A passenger list shows it was Kelshall’s Emigration Charity that assisted William and his family which suggests that they were in need of support. I haven’t been able to find anything detailing the exact arrangements the workers agreed to beyond the list which says that £1 5s was provided for them when they arrived in Quebec, equivalent to $6.25 at the time. One newspaper article said the cost of passage was £6 (about £700 in 2019 terms) and the emigrant had to provide half of that, via a weekly deposit made to the organizing charity. Some groups sought public contributions to assist in this work, viewed as a form of poor relief and also a way to improve employment prospects for those who remained on England.
It must have been a truly tumultuous few years for the Procktor family. By the 1871 Canadian Census, William, Elizabeth & family are in Hamilton, Ontario (listed as Weslyan Methodists, not Quakers). William’s occupation is Cabinetmaker which suggests he was able to find work.
The British Newspaper Archive has a number of articles from the late 1860s and early 1870s covering which types of workers are needed – agricultural laborers are in great demand, but they also list other skilled trades both needed and not needed:
“There is a steadily increasing demand for carpenters, buggy and carriage builders, wheelwrights, agricultural implement makers, blacksmiths accustomed to country work and shoeing, bakers, butchers, bricklayers, and brickmakers, with their labourers, masons, stonecutters, cabinet-makers, coopers, tanners, and curriers, market-gardeners, millers, painters and glaziers, plasterers, plumbers, tailors, shoemakers, tin and whitesmiths…Female domestic servants from fifteen years of age, in almost unlimited numbers, are certain to find immediate employment…Clerks, shopmen, or persons having no particular trade or calling, and unaccustomed to manual labour, are not advised to emigrate. Iron ship-building is not carried on in any part of the dominion of Canada, and it would be impossible to find work for men in that branch of business; nor can rollers, puddlers, boiler-makers, or those engaged in the kindred branches of trade, find profitable employment at the present time.”
There were articles in British newspapers about many ships with the unemployed leaving during the season (i.e. Spring and Summer) from 1868 through 1872. By 1875 it appeared the migration had slowed (or at least the newspapers had stopped writing about it). Possibly the employment situation in the UK had improved?
In November 1873 a third son, Arthur John, was born, and some time between then and 1877, when a fourth son, Herbert, was born in Peckham, London, they returned to England. I’m told passenger lists from this period were destroyed by fire and I have not been able to locate any records of the family’s return to London.
The Procktors show up in the UK censuses from 1881 on with the exception of Arthur John who I think returned to Canada in September 1893 on the Lake Winnipeg (Liverpool to Quebec), but I have not been able to find further Canadian records that are definitely his. He no longer shows up in the UK census records and I haven’t found a record of his death.

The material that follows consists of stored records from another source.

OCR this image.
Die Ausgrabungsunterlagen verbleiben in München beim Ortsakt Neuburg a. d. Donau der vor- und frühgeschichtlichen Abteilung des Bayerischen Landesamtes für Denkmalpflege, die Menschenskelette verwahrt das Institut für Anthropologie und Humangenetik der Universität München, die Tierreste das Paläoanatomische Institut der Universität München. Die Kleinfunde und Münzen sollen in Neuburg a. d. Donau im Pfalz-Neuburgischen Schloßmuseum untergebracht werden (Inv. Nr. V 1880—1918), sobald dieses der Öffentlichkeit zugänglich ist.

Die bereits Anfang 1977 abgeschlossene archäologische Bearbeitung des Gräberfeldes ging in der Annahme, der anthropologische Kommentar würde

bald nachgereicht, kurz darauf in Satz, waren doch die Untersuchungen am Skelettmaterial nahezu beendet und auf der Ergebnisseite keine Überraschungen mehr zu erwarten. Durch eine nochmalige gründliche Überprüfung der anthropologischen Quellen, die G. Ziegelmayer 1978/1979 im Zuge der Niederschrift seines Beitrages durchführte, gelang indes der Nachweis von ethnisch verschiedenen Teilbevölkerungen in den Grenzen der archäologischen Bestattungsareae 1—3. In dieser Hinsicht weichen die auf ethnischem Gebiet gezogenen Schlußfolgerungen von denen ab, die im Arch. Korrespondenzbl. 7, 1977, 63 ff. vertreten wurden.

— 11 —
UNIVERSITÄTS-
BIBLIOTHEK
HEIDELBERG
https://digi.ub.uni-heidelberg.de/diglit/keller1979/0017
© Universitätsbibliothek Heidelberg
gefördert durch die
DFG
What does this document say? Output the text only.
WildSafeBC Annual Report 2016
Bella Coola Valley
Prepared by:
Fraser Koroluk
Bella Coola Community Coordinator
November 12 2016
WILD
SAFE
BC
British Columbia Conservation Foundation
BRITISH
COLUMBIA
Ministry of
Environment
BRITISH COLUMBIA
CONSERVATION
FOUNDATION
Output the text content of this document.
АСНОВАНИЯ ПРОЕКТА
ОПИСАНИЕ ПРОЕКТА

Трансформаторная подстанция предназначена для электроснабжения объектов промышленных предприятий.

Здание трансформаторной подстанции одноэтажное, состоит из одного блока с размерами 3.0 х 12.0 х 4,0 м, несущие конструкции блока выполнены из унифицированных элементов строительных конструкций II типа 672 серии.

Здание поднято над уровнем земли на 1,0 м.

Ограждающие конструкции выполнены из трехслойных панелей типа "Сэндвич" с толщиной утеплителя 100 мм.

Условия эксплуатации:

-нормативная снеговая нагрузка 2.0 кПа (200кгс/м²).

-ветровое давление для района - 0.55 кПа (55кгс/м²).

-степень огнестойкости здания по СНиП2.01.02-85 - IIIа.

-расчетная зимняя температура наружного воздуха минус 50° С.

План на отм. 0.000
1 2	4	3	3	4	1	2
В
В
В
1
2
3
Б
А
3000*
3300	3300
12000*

There is one more Canadian connection for the Procktors – Olive Marie, one of William Thomas’ granddaughters. This comes much later, in 1946, when she marries a Canadian soldier in Wales and then moves to British Columbia and settles there.
It would be nice to know a bit more about William Thomas’s time in Ontario and why he didn’t stay, but I have no family stories about this part of his life – beyond that he was a Quaker pioneer, which he clearly was not!